More than 250 million stars in the bulge at the heart of the Milky Way have been surveyed in near-ultraviolet, optical and near-infrared light for the first time, offering the chance to re-examine questions about the galaxy’s formation and history.
The work was carried out by a team of astronomers using the Dark Energy Camera (DECam) mounted on the Víctor M Blanco 4-metre Telescope at the Cerro Tololo Inter-American Observatory in Chile.
By detecting the ultraviolet light from what are known as Red Clump stars, they were able to analyse the chemical composition of over 70,000 stars over an area of sky 1000 times as large as the full Moon (an area larger than 20 x 10 degrees stretching over the constellations Sagittarius and Scorpius).
There were more than 7000 DECam exposures in all, comprising more than 3.5 trillion pixels.
A colour-composite showing a main part of these data is shown above, and can be explored in all its whopping 50,000 x 25,000 pixels in a zoomable version. In this image, interstellar dust and gas seemingly acts like a red “filter” in front of the background stars, scattering the blue light away.

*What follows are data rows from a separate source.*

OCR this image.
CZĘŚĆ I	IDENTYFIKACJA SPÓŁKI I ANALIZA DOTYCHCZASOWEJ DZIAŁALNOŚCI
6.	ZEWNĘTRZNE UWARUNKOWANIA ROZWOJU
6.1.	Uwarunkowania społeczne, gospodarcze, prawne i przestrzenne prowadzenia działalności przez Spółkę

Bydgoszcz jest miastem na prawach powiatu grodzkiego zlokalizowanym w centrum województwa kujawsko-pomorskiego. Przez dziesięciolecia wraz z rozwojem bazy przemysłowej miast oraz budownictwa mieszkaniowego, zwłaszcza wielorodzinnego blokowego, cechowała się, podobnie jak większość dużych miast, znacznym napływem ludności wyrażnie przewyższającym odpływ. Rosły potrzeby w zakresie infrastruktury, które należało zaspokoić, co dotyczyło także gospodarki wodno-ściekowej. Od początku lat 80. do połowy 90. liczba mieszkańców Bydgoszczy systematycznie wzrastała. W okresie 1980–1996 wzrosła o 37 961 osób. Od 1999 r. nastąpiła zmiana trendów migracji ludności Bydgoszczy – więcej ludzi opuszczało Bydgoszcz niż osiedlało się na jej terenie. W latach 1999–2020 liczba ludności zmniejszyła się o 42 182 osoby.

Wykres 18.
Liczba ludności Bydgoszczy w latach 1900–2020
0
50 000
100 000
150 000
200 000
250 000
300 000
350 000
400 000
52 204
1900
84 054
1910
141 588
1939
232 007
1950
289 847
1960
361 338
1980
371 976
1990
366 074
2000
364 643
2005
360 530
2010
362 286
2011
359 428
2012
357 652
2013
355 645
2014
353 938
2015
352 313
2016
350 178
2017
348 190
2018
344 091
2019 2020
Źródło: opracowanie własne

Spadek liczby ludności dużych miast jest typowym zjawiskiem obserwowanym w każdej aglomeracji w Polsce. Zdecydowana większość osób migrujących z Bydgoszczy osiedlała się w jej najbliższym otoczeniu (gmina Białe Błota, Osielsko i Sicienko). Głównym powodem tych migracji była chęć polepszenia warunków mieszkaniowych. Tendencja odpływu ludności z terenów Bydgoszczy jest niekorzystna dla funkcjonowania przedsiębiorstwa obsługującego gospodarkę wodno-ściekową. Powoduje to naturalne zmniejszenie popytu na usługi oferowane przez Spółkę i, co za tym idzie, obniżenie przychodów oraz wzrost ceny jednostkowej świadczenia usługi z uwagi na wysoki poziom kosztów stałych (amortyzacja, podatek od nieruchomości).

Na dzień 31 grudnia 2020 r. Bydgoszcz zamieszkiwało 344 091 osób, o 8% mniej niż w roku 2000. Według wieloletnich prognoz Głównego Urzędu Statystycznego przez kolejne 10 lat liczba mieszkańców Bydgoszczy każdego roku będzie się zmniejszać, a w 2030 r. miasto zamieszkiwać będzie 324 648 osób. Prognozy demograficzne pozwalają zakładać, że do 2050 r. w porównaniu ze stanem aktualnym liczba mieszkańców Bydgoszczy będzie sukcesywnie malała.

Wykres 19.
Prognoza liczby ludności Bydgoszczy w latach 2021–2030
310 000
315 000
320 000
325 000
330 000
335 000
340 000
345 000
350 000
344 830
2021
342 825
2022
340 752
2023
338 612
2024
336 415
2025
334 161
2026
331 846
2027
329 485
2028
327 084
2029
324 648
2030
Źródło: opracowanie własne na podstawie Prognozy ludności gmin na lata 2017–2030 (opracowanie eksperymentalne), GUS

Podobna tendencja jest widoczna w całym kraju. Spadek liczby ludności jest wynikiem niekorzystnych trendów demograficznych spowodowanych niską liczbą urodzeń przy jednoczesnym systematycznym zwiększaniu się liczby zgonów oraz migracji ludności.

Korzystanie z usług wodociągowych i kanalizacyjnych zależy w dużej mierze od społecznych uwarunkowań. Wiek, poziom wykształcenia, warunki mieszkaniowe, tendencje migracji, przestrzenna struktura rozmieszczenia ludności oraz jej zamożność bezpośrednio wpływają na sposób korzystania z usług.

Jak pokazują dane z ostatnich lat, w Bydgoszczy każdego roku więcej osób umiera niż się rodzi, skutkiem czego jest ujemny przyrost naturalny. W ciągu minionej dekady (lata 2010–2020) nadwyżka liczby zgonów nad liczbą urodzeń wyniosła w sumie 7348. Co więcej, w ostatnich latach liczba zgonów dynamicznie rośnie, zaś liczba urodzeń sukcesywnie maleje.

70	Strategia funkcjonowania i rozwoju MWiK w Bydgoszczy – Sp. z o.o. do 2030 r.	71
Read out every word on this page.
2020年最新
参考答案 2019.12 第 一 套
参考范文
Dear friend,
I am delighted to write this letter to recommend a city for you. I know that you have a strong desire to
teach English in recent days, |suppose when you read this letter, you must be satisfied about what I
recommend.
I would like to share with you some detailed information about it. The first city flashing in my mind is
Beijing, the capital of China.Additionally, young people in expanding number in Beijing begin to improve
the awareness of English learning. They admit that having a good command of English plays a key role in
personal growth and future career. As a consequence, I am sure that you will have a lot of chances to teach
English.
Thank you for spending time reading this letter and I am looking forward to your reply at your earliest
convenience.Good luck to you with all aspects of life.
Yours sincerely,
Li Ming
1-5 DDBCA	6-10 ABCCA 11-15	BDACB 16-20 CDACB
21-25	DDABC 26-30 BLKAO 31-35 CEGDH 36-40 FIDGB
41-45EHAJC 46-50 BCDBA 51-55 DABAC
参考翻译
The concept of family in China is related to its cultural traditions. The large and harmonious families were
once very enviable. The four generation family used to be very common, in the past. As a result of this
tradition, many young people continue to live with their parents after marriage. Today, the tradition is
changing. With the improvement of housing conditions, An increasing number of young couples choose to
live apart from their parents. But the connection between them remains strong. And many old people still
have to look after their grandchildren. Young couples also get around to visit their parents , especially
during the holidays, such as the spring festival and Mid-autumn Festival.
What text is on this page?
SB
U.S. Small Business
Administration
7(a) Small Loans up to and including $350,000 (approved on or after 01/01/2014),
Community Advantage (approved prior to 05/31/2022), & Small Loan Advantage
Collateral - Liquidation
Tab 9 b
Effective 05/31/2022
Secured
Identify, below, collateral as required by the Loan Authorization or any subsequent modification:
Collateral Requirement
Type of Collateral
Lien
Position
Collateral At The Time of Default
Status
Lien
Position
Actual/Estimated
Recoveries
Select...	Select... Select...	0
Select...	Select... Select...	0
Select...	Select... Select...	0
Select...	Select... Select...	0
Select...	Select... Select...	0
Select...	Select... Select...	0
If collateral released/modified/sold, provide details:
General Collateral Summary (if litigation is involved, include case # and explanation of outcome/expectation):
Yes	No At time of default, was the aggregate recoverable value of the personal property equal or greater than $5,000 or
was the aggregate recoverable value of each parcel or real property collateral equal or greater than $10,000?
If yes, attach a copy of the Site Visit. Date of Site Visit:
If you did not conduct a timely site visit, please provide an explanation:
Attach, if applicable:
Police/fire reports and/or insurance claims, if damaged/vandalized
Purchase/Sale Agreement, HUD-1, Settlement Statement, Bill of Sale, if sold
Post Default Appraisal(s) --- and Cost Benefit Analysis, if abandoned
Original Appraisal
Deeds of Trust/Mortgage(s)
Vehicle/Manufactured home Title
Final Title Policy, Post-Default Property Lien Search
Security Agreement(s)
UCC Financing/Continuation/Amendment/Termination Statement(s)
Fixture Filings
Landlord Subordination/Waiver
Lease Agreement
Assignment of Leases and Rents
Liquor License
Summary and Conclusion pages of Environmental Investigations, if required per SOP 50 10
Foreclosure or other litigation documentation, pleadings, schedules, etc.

The image below, also taken with DECam, shows a region near the centre of the Milky Way that covers 0.5 by 0.25 degrees on the sky (an area about twice as wide as the full Moon) and contains over 180,000 stars.
The research is described in two papers published in the journal Monthly Notices of the Royal Astronomical Society (here and here).
It shows that the stars near the very centre of the Milky Way have a similar composition, which suggests, the authors say, that they formed at around the same time.
Normally composition is measured with a spectrograph, targeting a relatively small number of stars at a time. The Blanco DECam Bulge Survey took a different approach, precisely measuring the stars’ brightness differences from ultraviolet to infrared wavelengths.
These differences in brightness at different wavelengths, called photometric colours, can reveal the composition of stars when the dataset is calibrated with stars measured spectroscopically.